Hong Kong is the veteran among the three, and for good reason. It has been stable and transparent for the longest amount of time, it’s a port city that relies on and welcomes transient labour, it’s business-friendly and widely considered the safest, easiest introduction to Asia for overseas investors. Shanghai’s greatest rival is Beijing, but the two are similar enough for it to be a coin toss — until you factor in Shanghai’s glamour angle. It’s been called the Paris of the East for a reason, and the city’s hip factor makes it attractive. Rounding out the trifecta, Taipei is among the most exciting emerging markets, and for many investors, potential growth is key to any purchase. So in the middle of 2012, where do these sprawling hubs seem to be heading?

According to Colliers International, the continuing woes in Europe and the election year uncertainty in the United States have sent investors running back to Asia’s relatively resilient markets. Though cross-border investment remains most popular in the commercial sector, luxury residential real estate is still recording high and/or rising prices, signalling strong growth potential. The luxury sector is still recovering from the mess of the last few years, but available luxury homes are still in limited supply, keeping residential investment below 2007 levels.

“Amongst these three markets, Hong Kong is an international city, Shanghai is the economic powerhouse of mainland China, while Taipei has a reputation for its vibrant Chinese culture, being the political and commercial centre of Taiwan,” Colliers said in a statement on its research of the current markets. “As a result, the luxury homes in these cities enjoy their fair share of supporters. In addition, owing to their different regulations and financing means, the cities each boast unique merits for property buyers.”

Each has it strengths and weaknesses, and depending on what investors are seeking, one of these benchmark cities should fit the bill. If capital gains taxes are an undesirable element, stay away from Shanghai, unless you’d prefer no stamp duty. There are no buying restrictions in Hong Kong or Taipei, but only Hong Kong is fully open to foreign ownership; the SAR also has the highest overseas buyer ratio (15 percent) of the three, with Taipei having room to grow (5 percent). Taipei also currently boasts the lowest effective mortgage rates, at 2 to 2.7 percent.

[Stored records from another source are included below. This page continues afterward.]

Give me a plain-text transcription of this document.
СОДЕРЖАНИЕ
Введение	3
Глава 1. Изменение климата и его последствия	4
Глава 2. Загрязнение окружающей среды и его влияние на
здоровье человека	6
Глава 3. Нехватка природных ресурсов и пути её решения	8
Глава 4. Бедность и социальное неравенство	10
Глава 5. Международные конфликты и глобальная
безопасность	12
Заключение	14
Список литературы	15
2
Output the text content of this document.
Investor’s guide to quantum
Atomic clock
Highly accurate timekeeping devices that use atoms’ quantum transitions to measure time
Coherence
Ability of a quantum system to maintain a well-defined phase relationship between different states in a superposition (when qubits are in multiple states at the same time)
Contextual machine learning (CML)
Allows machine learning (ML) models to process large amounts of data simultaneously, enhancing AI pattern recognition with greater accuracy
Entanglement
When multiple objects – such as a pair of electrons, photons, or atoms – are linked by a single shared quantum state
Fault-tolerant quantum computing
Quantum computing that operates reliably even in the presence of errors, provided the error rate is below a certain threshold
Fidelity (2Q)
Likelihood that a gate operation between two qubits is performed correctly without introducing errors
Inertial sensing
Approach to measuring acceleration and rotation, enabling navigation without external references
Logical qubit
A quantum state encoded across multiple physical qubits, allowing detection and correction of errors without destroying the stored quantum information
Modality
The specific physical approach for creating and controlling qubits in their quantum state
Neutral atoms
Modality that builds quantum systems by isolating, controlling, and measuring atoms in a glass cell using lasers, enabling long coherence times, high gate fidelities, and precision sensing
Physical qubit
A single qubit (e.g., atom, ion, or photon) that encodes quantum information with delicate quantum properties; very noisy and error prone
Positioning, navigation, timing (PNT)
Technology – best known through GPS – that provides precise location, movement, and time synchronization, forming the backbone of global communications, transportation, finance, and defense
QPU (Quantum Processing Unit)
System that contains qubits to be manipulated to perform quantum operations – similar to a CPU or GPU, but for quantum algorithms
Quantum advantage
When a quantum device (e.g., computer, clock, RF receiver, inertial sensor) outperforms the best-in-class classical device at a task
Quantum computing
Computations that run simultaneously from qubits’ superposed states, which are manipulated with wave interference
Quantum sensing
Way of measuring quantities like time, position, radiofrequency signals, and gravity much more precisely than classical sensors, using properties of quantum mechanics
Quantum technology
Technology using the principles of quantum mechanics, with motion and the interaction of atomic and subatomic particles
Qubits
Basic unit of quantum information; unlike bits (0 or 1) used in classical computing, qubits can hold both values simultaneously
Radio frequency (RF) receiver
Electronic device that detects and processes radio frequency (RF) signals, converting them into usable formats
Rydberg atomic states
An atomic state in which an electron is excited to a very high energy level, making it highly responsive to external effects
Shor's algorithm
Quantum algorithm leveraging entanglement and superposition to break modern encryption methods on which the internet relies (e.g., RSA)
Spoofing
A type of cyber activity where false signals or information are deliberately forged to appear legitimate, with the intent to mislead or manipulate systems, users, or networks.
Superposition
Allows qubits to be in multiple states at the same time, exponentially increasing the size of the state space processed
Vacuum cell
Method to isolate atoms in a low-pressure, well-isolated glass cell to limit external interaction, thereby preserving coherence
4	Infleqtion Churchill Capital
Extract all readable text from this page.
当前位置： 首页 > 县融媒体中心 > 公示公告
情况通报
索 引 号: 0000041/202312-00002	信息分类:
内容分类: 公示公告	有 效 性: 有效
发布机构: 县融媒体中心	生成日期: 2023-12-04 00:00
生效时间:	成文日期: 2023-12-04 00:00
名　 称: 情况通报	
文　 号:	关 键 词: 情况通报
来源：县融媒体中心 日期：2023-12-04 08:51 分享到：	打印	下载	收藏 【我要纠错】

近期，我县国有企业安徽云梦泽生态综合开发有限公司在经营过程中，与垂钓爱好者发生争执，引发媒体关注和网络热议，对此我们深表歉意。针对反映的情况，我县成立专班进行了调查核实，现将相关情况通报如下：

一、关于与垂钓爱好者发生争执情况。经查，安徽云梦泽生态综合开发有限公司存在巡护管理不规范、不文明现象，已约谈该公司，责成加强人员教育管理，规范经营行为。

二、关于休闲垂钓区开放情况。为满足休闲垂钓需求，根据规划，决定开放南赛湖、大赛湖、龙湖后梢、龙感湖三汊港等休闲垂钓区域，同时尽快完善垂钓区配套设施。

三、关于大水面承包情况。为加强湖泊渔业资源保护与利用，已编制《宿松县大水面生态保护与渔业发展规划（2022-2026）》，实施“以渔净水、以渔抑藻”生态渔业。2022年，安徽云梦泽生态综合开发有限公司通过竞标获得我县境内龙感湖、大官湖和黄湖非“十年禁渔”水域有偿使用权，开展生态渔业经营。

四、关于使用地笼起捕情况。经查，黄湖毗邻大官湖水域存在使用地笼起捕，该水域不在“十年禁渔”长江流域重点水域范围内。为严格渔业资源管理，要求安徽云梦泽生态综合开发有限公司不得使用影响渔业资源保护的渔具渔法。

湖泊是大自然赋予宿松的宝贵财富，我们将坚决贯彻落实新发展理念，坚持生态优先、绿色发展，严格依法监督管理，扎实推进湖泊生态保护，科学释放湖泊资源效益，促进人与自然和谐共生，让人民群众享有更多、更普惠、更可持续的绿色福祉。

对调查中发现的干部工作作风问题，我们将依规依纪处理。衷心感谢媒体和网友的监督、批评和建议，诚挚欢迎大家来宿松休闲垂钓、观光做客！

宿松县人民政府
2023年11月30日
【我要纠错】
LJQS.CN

And Taipei is the emerging star. Luxury home prices have increased 60 to 70 percent over the last five years, a trend largely chalked up to demand from Chinese buyers around the world. “In view of the benefits from the Economic Coorperation Framework Agreement (ECFA) and stable cross-strait relations, Taipei’s luxury residential prices are expected to rise further,” explains Andrew Liu, Managing Director of Colliers in Taiwan. “In addition, the increasing number of direct flights between Taiwan and China provides great convenience, making Taipei a favourite for investors and Chinese worldwide. These elements fuel further growth of demand in Taipei’s high-end residences.”

Shanghai, by comparison, is facing some constraints, one of which is a 70 percent loanto- value ratio for first-time buyers. Foreign buyers are also on the hook to prove residence in the city for at last one year, and the home can’t be sold to local Shanghai buyers. These are two factors that have cooled off the city’s market in recent months according to Colliers’ Harvey Coe, senior director of investment services for Asia. Again, new supply is limited, but many developers are offering deep discounts to drive up sales. “Bargains” are there — if an investor can somehow quality to buy.

Which brings us back to Hong Kong, the trio’s mature market and one that saw an unexpected price bump in the second quarter of 2012 (5.3 percent). Given the restrictions in Shanghai and the emergent nature of Taipei, Hong Kong is still the place to be. “Given the recent upsurge in prices, the luxury homes sector is not likely to see sharp price appreciation in the short run. However, Hong Kong, being a free market with simple tax regimes and low tax rate, is still attractive to investors,” sums up Antonio Wu, executive director of investment services, Asia. Dorothy said it. There’s no place like home.